Accessible to anyone with a console and immersion rig at no cost, the limitless virtual universe known as "The Oasis" exists in the bestselling novel and now Steven Spielberg film "Ready Player One."

The Oasis provides its infinite number of human users an escape from the constraints and responsibilities of their increasingly bleak real lives through avatars of their own design that allow the living, breathing real people they represent to see, hear, smell, think, touch, and feel everything their avatars encounter in this digital cosmos while pursuing any challenge, experience, pleasure, pain past, present or future that they please.

"You can be anyone, you can look like anyone and you can have anything," futurist Gray Scott said. "One minute you're a robot, one moment you're a dragon."

Scott devotes much of his professional life to considering many of the not-yet realities "Ready Player One" portrays.

"I do think that something like the Oasis is going to happen," he said.

"So, in the future, we're going to be able to quantify our consciousness," Scott said.

"You saw that a lot of the characters utilized their personalities or their avatars as brands," said Ben Cammarano, creative director of Wizards of the Coast, who has spent the last quarter century developing video games. While he recognizes the VR tech in "Ready Player One" as superior to anything available in our 2018 real world, he also saw little in that tech that he viewed as unattainable at some point in our not-too-distant future.

"I've seen people getting married or meeting or dating through the games that they play," Cammarano said.

The mere existence of VR World NYC's three floors of 50 different virtual reality experiences in the high-rent district of Midtown Manhattan perhaps serves as a testament to the increasing sophistication and popularity of this sphere of entertainment.

"It is the largest virtual reality destination in the Western Hemisphere," said Jason Hoffman, VR World's head of marketing.
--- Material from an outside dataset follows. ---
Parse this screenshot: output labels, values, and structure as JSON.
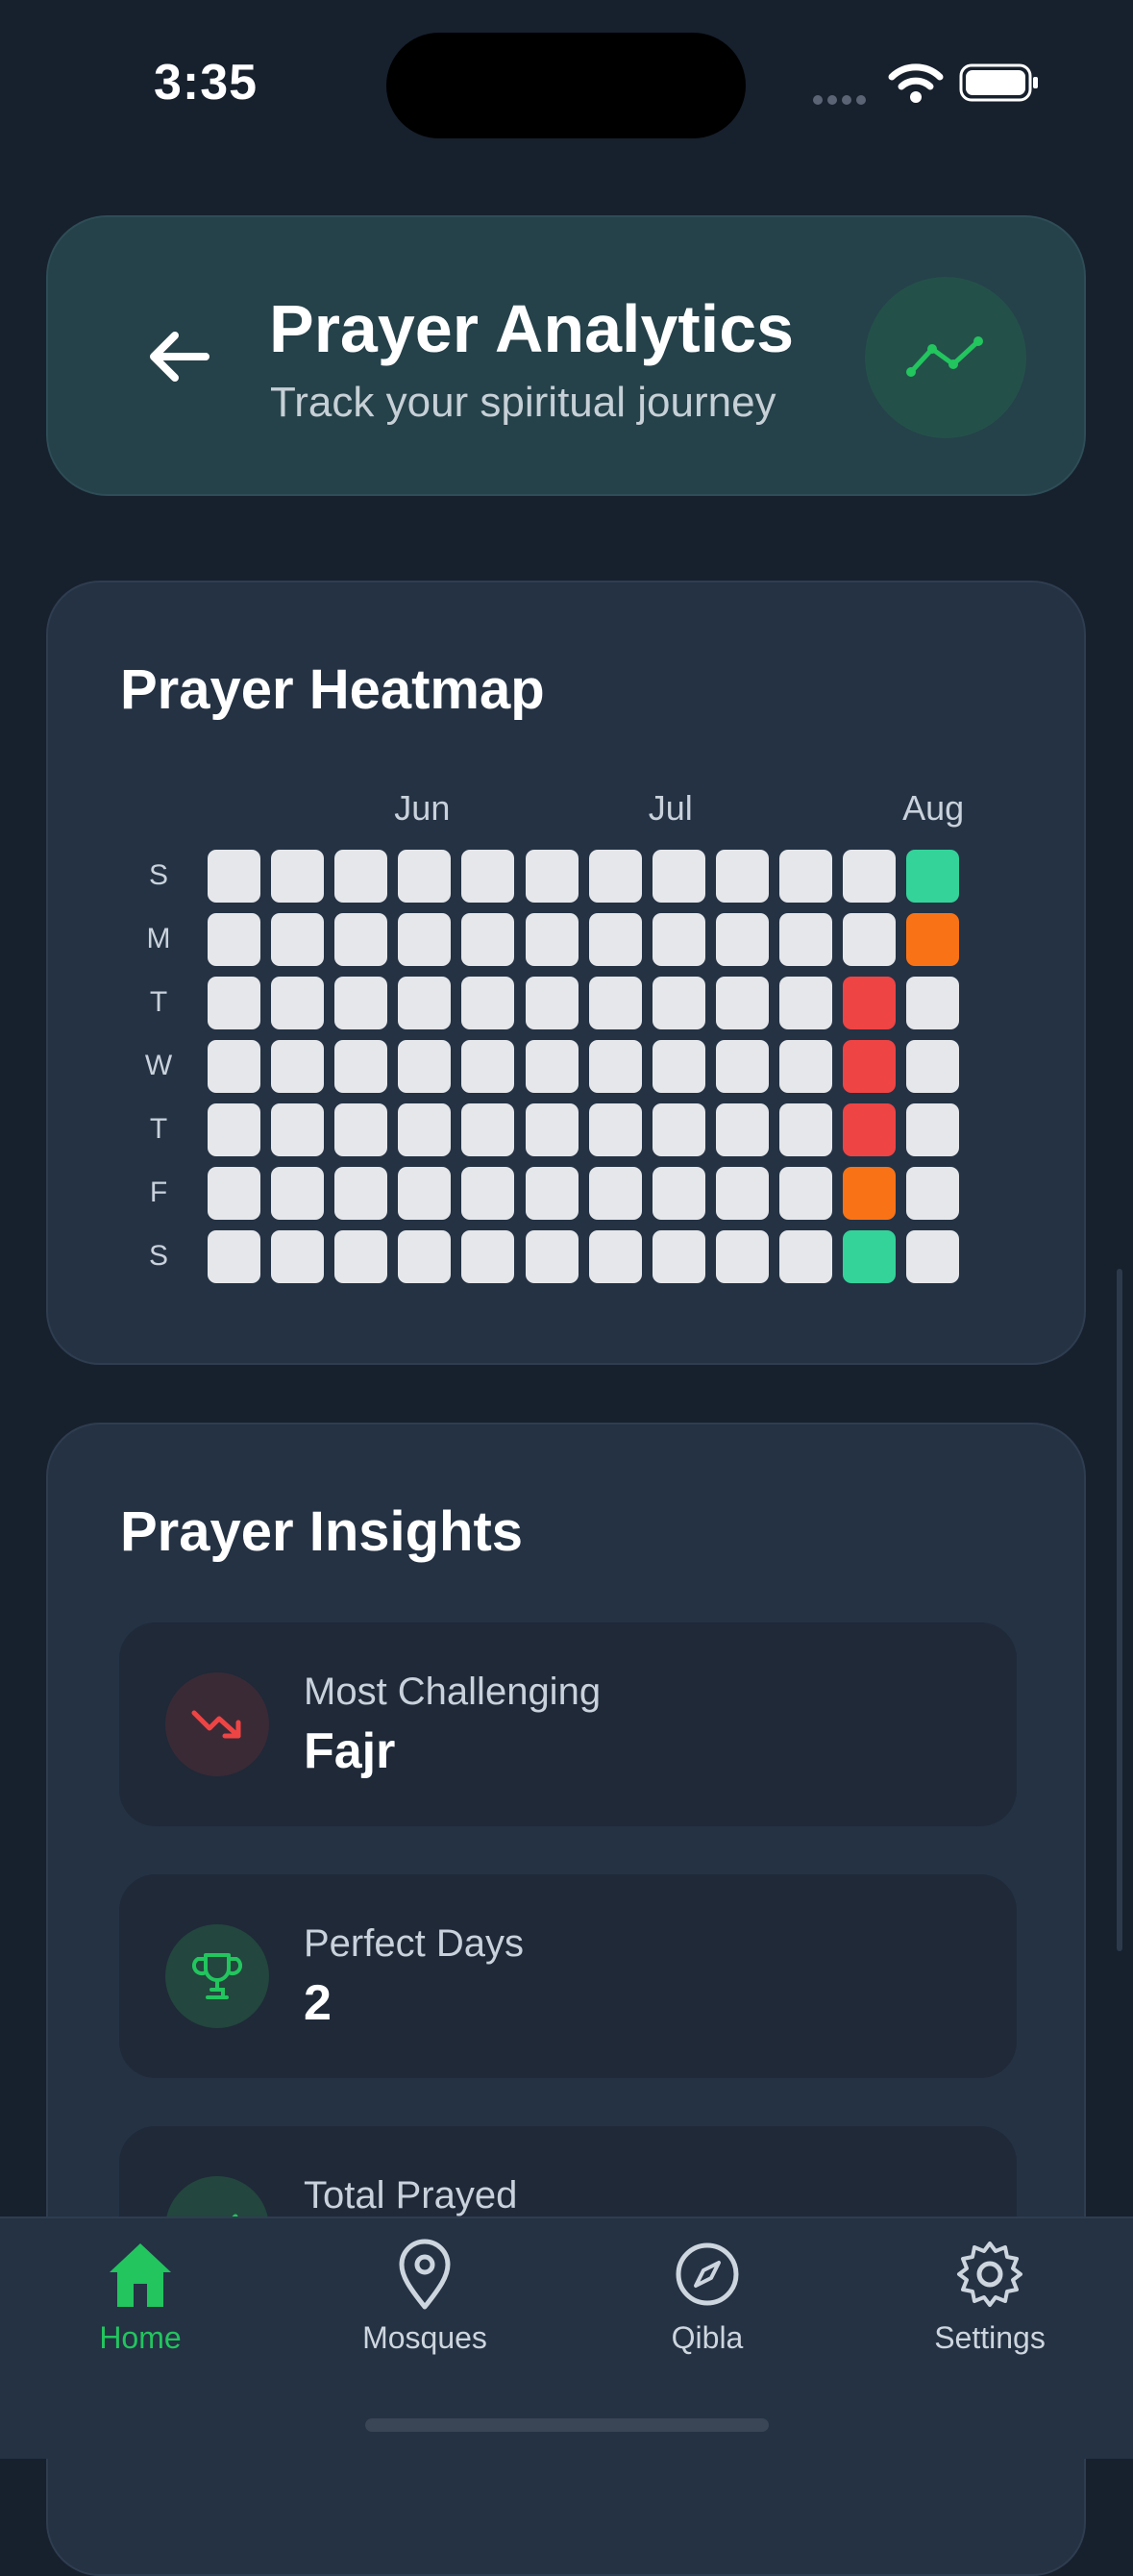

He expects to see the tech now available in this adult arcade change over, over, and over again as future advances render current virtual reality hardware and software obsolete.

"Whether or not it goes wireless or eventually goes the route of wearables," Hoffman said.

"We're just about to cross into the uncanny valley where you can't tell the difference. I've been calling the generation that's being born right now the Sim Generation," Scott said. "Those kids, by the time they're in their 20s and 30s, they're going to spend the majority of their time in a simulated virtual reality. As crazy as that sounds, that's what's going to happen."

The difference between the Oasis of "Ready Player One" and, say, "World of Warcraft" or any of the growing number of VR games on the market today lies not only in its level of immersion but also the idea that the player logs in not only to relax and blow off some steam from their physical analog life but also to escape from that reality for a fairer, cleaner, safer, more prosperous all-around better world.

"What does that do to our planet? What does that do to our cultures and our societies and our governments and our jobs?" Scott said. "What does a world look like when you spend, let's say, 75 percent of your time in a virtual world?"

"Ready Player One" deals with several levels of cultural, environmental, and societal collapse—dystopian and utopian realities at various times both precipitated and avoided by the rise of the Oasis.

Scott reminds us that while a virtual universe may somehow change what it means to be human, giving us morphological freedom to practice whatever escapism we please, we should expect the same humanity—the good and the evil—we've exhibited since the birth of civilization to follow us wherever we humans go, which someday, perhaps sooner than we think, may be an endless virtual reality sensorially indiscernible from real life.

"It seems like science fiction but this is literally where we're headed," Scott said.